Les salariés et les indépendants contraints de garder leur enfant en raison de la fermeture de son établissement scolaire, ou parce qu'il a été en contact avec une personne porteuse de la Covid-19, vont de nouveau pouvoir être indemnisés, au titre de l'activité partielle ou avec un arrêt maladie, s'ils ne peuvent pas télétravailler.

Dans un communiqué du 9 septembre, le ministère de la Santé annonce ainsi des solutions pour les parents qui n'ont pas d'autre choix que de s'arrêter de travailler pour garder leurs enfants en raison de la fermeture de leur crèche, école ou collège, ou encore lorsque leurs enfants sont identifiés par l'Assurance maladie comme étant cas-contact de personnes infectées.

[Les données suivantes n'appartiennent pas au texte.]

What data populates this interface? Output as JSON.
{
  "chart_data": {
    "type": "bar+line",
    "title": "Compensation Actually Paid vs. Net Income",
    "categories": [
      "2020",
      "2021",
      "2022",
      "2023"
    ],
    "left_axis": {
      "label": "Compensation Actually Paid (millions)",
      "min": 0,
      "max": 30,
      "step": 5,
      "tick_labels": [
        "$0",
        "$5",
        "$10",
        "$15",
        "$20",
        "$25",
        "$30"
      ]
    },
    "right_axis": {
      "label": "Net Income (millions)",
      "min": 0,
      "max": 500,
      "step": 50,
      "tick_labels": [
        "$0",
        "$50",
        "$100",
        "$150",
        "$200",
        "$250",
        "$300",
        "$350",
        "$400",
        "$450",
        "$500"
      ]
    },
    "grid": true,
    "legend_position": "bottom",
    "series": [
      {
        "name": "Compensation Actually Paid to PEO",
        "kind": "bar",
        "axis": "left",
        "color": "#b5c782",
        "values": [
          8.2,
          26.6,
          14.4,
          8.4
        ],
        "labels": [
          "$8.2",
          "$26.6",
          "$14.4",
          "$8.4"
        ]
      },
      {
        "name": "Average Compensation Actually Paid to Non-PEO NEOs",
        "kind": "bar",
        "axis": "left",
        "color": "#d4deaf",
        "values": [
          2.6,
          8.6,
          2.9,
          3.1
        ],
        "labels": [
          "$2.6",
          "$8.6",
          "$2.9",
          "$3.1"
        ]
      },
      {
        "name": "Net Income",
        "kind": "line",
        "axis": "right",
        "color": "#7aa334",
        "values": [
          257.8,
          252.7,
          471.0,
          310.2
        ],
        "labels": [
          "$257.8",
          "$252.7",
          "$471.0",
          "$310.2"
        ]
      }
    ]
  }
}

Ces prises en charge n'étaient plus possibles depuis début juillet mais, selon le ministère de l'Education nationale, au 16 septembre, on dénombrait 81 établissements scolaires et un peu plus de 2 100 classes fermés dans le pays en raison de cas positifs au coronavirus.

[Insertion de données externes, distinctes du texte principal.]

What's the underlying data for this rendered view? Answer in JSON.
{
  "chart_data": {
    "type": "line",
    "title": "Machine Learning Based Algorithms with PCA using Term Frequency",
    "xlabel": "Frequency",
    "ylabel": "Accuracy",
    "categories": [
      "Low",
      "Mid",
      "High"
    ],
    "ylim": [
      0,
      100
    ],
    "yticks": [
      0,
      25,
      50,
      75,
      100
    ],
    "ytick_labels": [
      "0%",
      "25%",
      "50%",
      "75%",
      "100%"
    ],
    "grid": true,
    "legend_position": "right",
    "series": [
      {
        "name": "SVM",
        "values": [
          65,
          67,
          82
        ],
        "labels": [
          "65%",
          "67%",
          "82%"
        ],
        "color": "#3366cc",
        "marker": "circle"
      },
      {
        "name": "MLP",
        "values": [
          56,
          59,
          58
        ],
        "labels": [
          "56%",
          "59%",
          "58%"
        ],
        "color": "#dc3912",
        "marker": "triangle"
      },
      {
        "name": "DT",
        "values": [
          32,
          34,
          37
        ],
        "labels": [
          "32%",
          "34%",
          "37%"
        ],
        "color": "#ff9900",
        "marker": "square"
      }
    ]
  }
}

Les mesures d'indemnisation dérogatoires en vigueur avant l'été doivent donc être réactivées pour que les parents concernés puissent être indemnisés.

Revenu de remplacement

Ainsi, les parents qui sont dans l'impossibilité de télétravailler pourront bénéficier d'un revenu de remplacement dès le premier jour de leur arrêt de travail et, au plus tard, jusqu'à la fin de la période d'isolement :

- les salariés du secteur privé seront placés en situation d'activité partielle ;

- les travailleurs indépendants et les contractuels de droit public bénéficieront d'indemnités journalières en demandant un arrêt de travail sur la plate-forme : declare.ameli.fr.

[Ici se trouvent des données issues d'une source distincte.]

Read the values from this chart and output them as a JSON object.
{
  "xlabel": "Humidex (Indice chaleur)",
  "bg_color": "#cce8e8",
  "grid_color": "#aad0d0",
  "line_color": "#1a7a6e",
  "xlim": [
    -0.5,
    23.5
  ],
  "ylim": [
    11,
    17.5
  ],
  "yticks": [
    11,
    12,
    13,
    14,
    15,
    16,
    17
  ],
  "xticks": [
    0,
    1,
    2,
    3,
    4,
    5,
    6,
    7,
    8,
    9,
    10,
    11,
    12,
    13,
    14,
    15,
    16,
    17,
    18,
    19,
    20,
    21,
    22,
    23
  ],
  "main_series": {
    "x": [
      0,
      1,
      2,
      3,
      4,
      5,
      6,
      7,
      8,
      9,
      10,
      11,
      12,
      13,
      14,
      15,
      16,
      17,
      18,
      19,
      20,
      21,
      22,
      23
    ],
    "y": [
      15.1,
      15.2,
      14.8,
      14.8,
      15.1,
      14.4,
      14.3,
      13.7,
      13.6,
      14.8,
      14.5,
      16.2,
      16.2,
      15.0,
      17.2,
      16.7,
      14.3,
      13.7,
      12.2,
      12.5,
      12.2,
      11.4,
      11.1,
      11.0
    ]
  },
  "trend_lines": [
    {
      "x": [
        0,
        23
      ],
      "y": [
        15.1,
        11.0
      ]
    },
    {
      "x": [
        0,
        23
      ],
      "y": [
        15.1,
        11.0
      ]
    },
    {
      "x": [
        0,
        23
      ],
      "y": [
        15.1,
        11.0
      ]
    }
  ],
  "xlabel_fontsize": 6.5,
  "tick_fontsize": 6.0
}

Cette indemnisation pourra bénéficier à un parent par foyer en cas d'incapacité de télétravail des deux parents et sur présentation d'un justificatif attestant soit de la fermeture de la classe, soit de la situation de cas-contact de l'enfant.

Un décret est attendu pour confirmer les modalités de la mesure. Ce décret devrait être rétroactif pour permettent de couvrir tous les arrêts concernés à partir du 1er septembre 2020.

* SNVEL : Syndical national des vétérinaires d'exercice libéral.